1. Slingshot (Tobias Fleischer & Matti Klein) 6:50
2. No Particular Way (Pat Appleton & Matti Klein) 4:36
3. Ray (Matti Klein) 6:18
4. Ricky The Lobster (Felix Falk) 6:02
5. Along Came Mag (Mo’ Blow) 5:13
6. Rolling In The Deep (Adele, Paul Epworth) 6:00
7. Count XVII (Felix Falk) 8:07
8. Fried Chocolate (Mo’ Blow) 6:11
9. Call Me Milory (Felix Falk) 10:02
10. Gimme The Boots (Mo’ Blow) 6:39
Felix Falk (saxes, didgeridoo, percussion): Matti Klein (Rhodes piano): Tobias Fleischer (bass):
André Seidel (drums): Special Guests: Pat Appleton (vocals track 2): Adam Bałdych (violin, track 3): Franz Bauer (vibraphone, track 5): Nils Landgren
(vocals, trombone, tracks 6 & 10):
Kacper Smoliński (harmonica, track 8)
Recorded live at A-Trane, Berlin August 2015 [65:59]
German Funkateers Mo’ Blow know how to please their fans and this live Berlin set pushes all the right buttons to launch a groove fest. Funky Fender could
be the subtitle of Live in Berlin, a ten-track meister-blow led by Felix Falk with Matti Klein on Rhodes, Tobias Fleischer (bass) and André Seidel (drums)
with a veritable phalanx of special guests to add sonic spice to the occasion.

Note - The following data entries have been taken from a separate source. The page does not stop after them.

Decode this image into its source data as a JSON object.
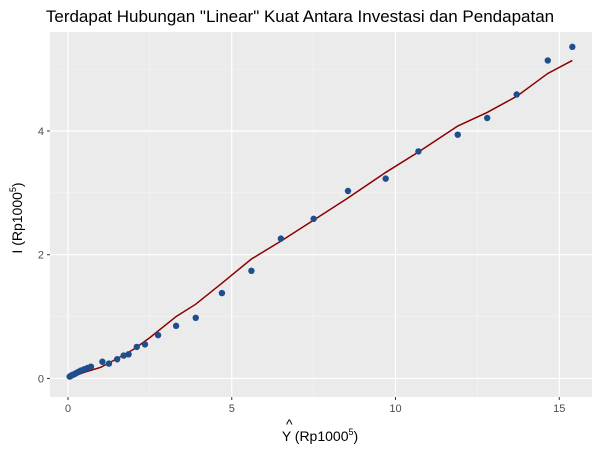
{
  "chart_data": {
    "type": "scatter",
    "title": "Terdapat Hubungan \"Linear\" Kuat Antara Investasi dan Pendapatan",
    "xlabel": {
      "hat": "^",
      "main": "Y (Rp1000",
      "sup": "5",
      "end": ")"
    },
    "ylabel": {
      "main": "I (Rp1000",
      "sup": "5",
      "end": ")"
    },
    "xlim": [
      -0.55,
      16.0
    ],
    "ylim": [
      -0.3,
      5.6
    ],
    "xticks": [
      0,
      5,
      10,
      15
    ],
    "yticks": [
      0,
      2,
      4
    ],
    "x_tick_labels": [
      "0",
      "5",
      "10",
      "15"
    ],
    "y_tick_labels": [
      "0",
      "2",
      "4"
    ],
    "grid": true,
    "point_color": "#1f4e8c",
    "line_color": "#8b0000",
    "panel_color": "#ebebeb",
    "points": [
      {
        "x": 0.05,
        "y": 0.03
      },
      {
        "x": 0.08,
        "y": 0.04
      },
      {
        "x": 0.11,
        "y": 0.05
      },
      {
        "x": 0.15,
        "y": 0.06
      },
      {
        "x": 0.2,
        "y": 0.07
      },
      {
        "x": 0.26,
        "y": 0.09
      },
      {
        "x": 0.33,
        "y": 0.11
      },
      {
        "x": 0.4,
        "y": 0.13
      },
      {
        "x": 0.5,
        "y": 0.15
      },
      {
        "x": 0.6,
        "y": 0.17
      },
      {
        "x": 0.7,
        "y": 0.19
      },
      {
        "x": 1.05,
        "y": 0.27
      },
      {
        "x": 1.25,
        "y": 0.24
      },
      {
        "x": 1.5,
        "y": 0.31
      },
      {
        "x": 1.7,
        "y": 0.37
      },
      {
        "x": 1.85,
        "y": 0.39
      },
      {
        "x": 2.1,
        "y": 0.51
      },
      {
        "x": 2.35,
        "y": 0.55
      },
      {
        "x": 2.75,
        "y": 0.7
      },
      {
        "x": 3.3,
        "y": 0.85
      },
      {
        "x": 3.9,
        "y": 0.98
      },
      {
        "x": 4.7,
        "y": 1.38
      },
      {
        "x": 5.6,
        "y": 1.74
      },
      {
        "x": 6.5,
        "y": 2.26
      },
      {
        "x": 7.5,
        "y": 2.58
      },
      {
        "x": 8.55,
        "y": 3.03
      },
      {
        "x": 9.7,
        "y": 3.23
      },
      {
        "x": 10.7,
        "y": 3.67
      },
      {
        "x": 11.9,
        "y": 3.94
      },
      {
        "x": 12.8,
        "y": 4.21
      },
      {
        "x": 13.7,
        "y": 4.59
      },
      {
        "x": 14.65,
        "y": 5.14
      },
      {
        "x": 15.4,
        "y": 5.36
      }
    ],
    "fitted_line": [
      {
        "x": 0.05,
        "y": 0.01
      },
      {
        "x": 0.5,
        "y": 0.1
      },
      {
        "x": 1.0,
        "y": 0.18
      },
      {
        "x": 1.5,
        "y": 0.32
      },
      {
        "x": 2.0,
        "y": 0.47
      },
      {
        "x": 2.5,
        "y": 0.66
      },
      {
        "x": 3.3,
        "y": 1.0
      },
      {
        "x": 3.9,
        "y": 1.2
      },
      {
        "x": 4.7,
        "y": 1.54
      },
      {
        "x": 5.6,
        "y": 1.93
      },
      {
        "x": 6.5,
        "y": 2.22
      },
      {
        "x": 7.5,
        "y": 2.56
      },
      {
        "x": 8.5,
        "y": 2.9
      },
      {
        "x": 9.7,
        "y": 3.33
      },
      {
        "x": 10.7,
        "y": 3.66
      },
      {
        "x": 11.9,
        "y": 4.08
      },
      {
        "x": 12.8,
        "y": 4.3
      },
      {
        "x": 13.7,
        "y": 4.56
      },
      {
        "x": 14.65,
        "y": 4.93
      },
      {
        "x": 15.4,
        "y": 5.14
      }
    ]
  }
}
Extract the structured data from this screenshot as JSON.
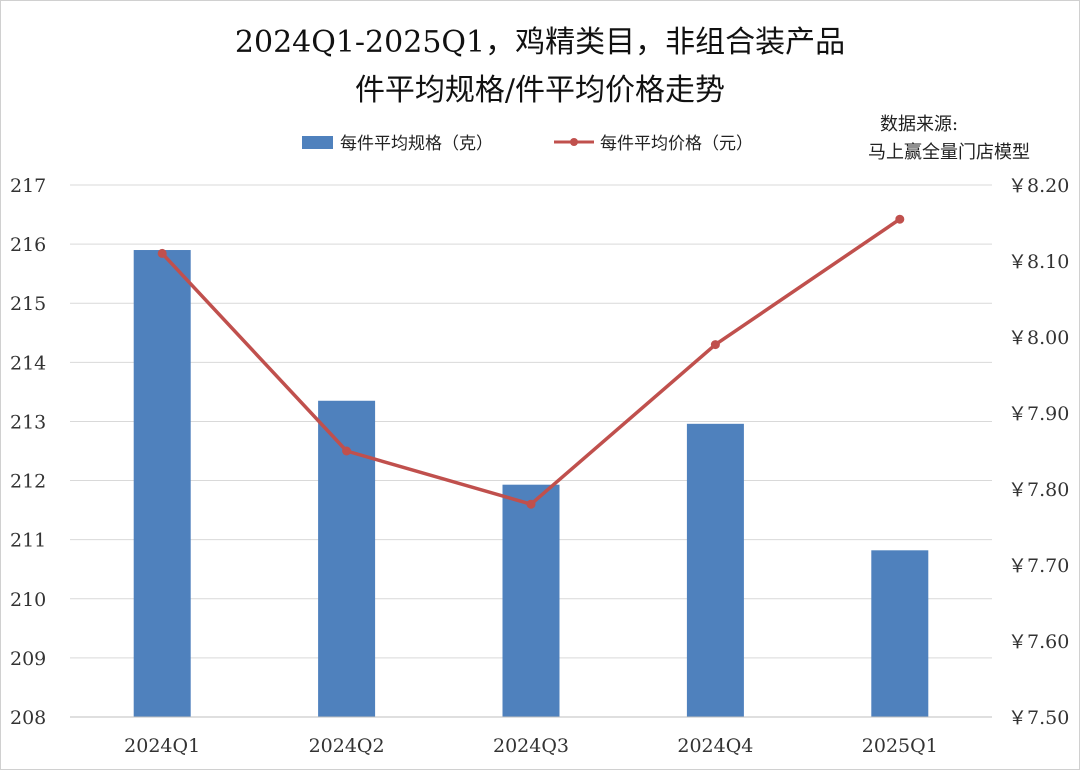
{
  "chart_data": {
    "type": "bar+line",
    "title_lines": [
      "2024Q1-2025Q1，鸡精类目，非组合装产品",
      "件平均规格/件平均价格走势"
    ],
    "source_lines": [
      "数据来源:",
      "马上赢全量门店模型"
    ],
    "categories": [
      "2024Q1",
      "2024Q2",
      "2024Q3",
      "2024Q4",
      "2025Q1"
    ],
    "series": [
      {
        "name": "每件平均规格（克）",
        "type": "bar",
        "axis": "left",
        "color": "#4f81bd",
        "values": [
          215.9,
          213.35,
          211.93,
          212.96,
          210.82
        ]
      },
      {
        "name": "每件平均价格（元）",
        "type": "line",
        "axis": "right",
        "color": "#c0504d",
        "values": [
          8.11,
          7.85,
          7.78,
          7.99,
          8.155
        ]
      }
    ],
    "y_left": {
      "min": 208,
      "max": 217,
      "step": 1,
      "tick_labels": [
        "208",
        "209",
        "210",
        "211",
        "212",
        "213",
        "214",
        "215",
        "216",
        "217"
      ]
    },
    "y_right": {
      "min": 7.5,
      "max": 8.2,
      "step": 0.1,
      "tick_labels": [
        "￥7.50",
        "￥7.60",
        "￥7.70",
        "￥7.80",
        "￥7.90",
        "￥8.00",
        "￥8.10",
        "￥8.20"
      ]
    },
    "grid": true,
    "legend_position": "top-center"
  }
}
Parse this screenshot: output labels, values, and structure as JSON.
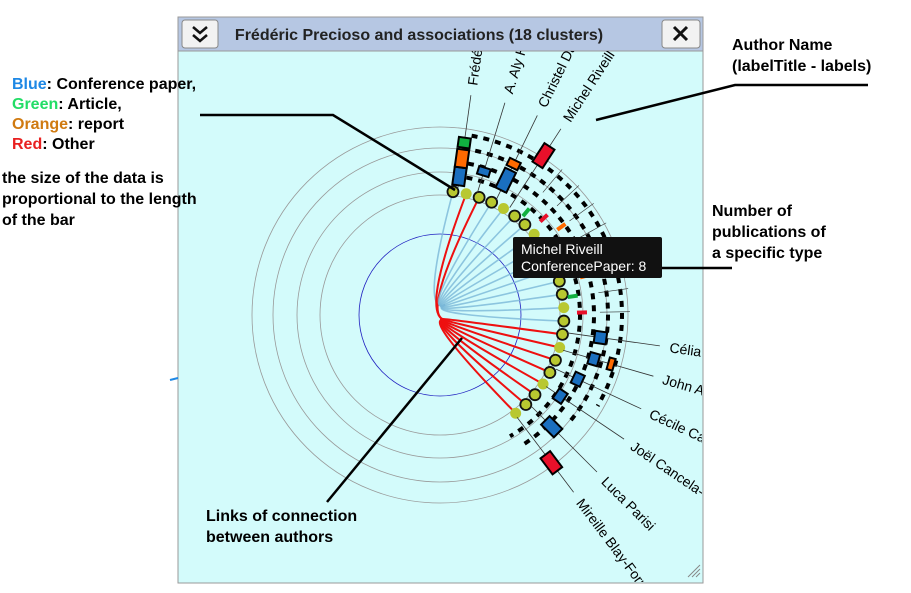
{
  "window": {
    "title": "Frédéric Precioso and associations (18 clusters)"
  },
  "authors": [
    "Frédéric Pr",
    "A. Aly Halim",
    "Christel Dartigu",
    "Michel Riveill",
    "Célia da Co",
    "John Anderso",
    "Cécile Camillieri",
    "Joël Cancela-Vaz",
    "Luca Parisi",
    "Mireille Blay-Fornarin"
  ],
  "tooltip": {
    "name": "Michel Riveill",
    "detail": "ConferencePaper: 8"
  },
  "legend": [
    {
      "color_name": "Blue",
      "text": ": Conference paper,"
    },
    {
      "color_name": "Green",
      "text": ": Article,"
    },
    {
      "color_name": "Orange",
      "text": ": report"
    },
    {
      "color_name": "Red",
      "text": ": Other"
    }
  ],
  "annotations": {
    "bar_size": [
      "the size of the data is",
      "proportional to the length",
      "of the bar"
    ],
    "author_name": [
      "Author Name",
      "(labelTitle - labels)"
    ],
    "publications": [
      "Number of",
      "publications of",
      "a specific type"
    ],
    "links": [
      "Links of connection",
      "between authors"
    ]
  }
}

The vibe here is raunchy. Falk’s baritone sax playing is hard driving, Klein’s Rhodes consistently galvanizes the audience to whoops of excitement and the
tight bass and drums drive the music still further forward. Ray features the violin of Adam Bałdych, as sax-like in this performance as I’ve ever
heard him, a shape-shifting performance complete with Rock beat. Falk’s own Ricky the Lobster – which sounds like something out of Damon Runyon –
is a loosely funked opus complete with some not-so-satisfying drum exchanges but Nils Landgren sings on Adele’s Rolling in the Deep and then
unleashes a trombone chorus of nifty, hard-hitting design.
Most funk masters don’t have recourse to the didgeridoo but Falk is a man apart, a wielder of the Aborigine instrument, who unleashes it on Count XVII in particular to generate an even greater aural sound world in his teeming, augmented band. Given this, one shouldn’t be too surprised
that the band includes guest Kacper Smoliński whose harmonica blowing on Fried Chocolate, a collective opus, is full of verve. Though the Rhodes
is once again raunchy on Call Me Milroy, by some distance the longest track, this 10-minute opus is taken at a more leisurely tempo. It provides
reprieve from the heat and sweat heard elsewhere. For a closer, though, we have a grandstanding front line including sax, trombone, didgeridoo – plenty of
sonic density to fatten the fun attack.
Well, a hard-hitting and funk-drenched night in A-Trane in Berlin, that’s for sure. I’m not certain what the temperature was like in August but inside the
club it must have been hot and sweaty.